SaaS Startup Cash Flow Turnaround
The Problem
A Series A SaaS company was growing revenue but consistently burning cash at an unsustainable rate. Despite raising $8M the prior year, the leadership team lacked visibility into monthly cash flow, burn rate, and runway. Their internal accounting team closed books 45 days late, making proactive decisions impossible.
Investors were growing concerned about the lack of financial discipline and forecast accuracy, and leadership feared a down round if performance didn’t improve quickly.
The Solution
We were engaged as a fractional CFO to stabilize cash management and implement real-time financial visibility. Within the first month, we:
- Migrated the company’s accounting from a spreadsheet-heavy workflow to QuickBooks Online integrated with a custom KPI dashboard in Google Data Studio.
- Built a 13-week rolling cash flow model, updated weekly, to identify upcoming shortfalls.
- Negotiated extended payment terms with two of the company’s largest vendors, freeing up $600K in working capital.
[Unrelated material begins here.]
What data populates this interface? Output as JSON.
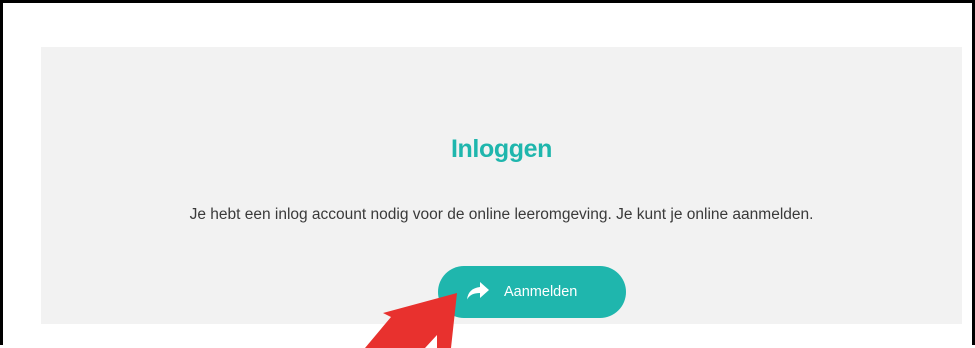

- Aligned forecast reporting to board expectations, delivering timely and investor-ready updates.
The company reduced burn by 35% without cutting growth initiatives.
“Before bringing in a fractional CFO, we were running blind. Within weeks, we knew exactly where our cash was going and had a plan to extend our runway by 9 months.”
Conclusion
Strategic financial oversight and disciplined forecasting not only stabilized the company’s cash position but also restored investor confidence—positioning them for a strong Series B raise.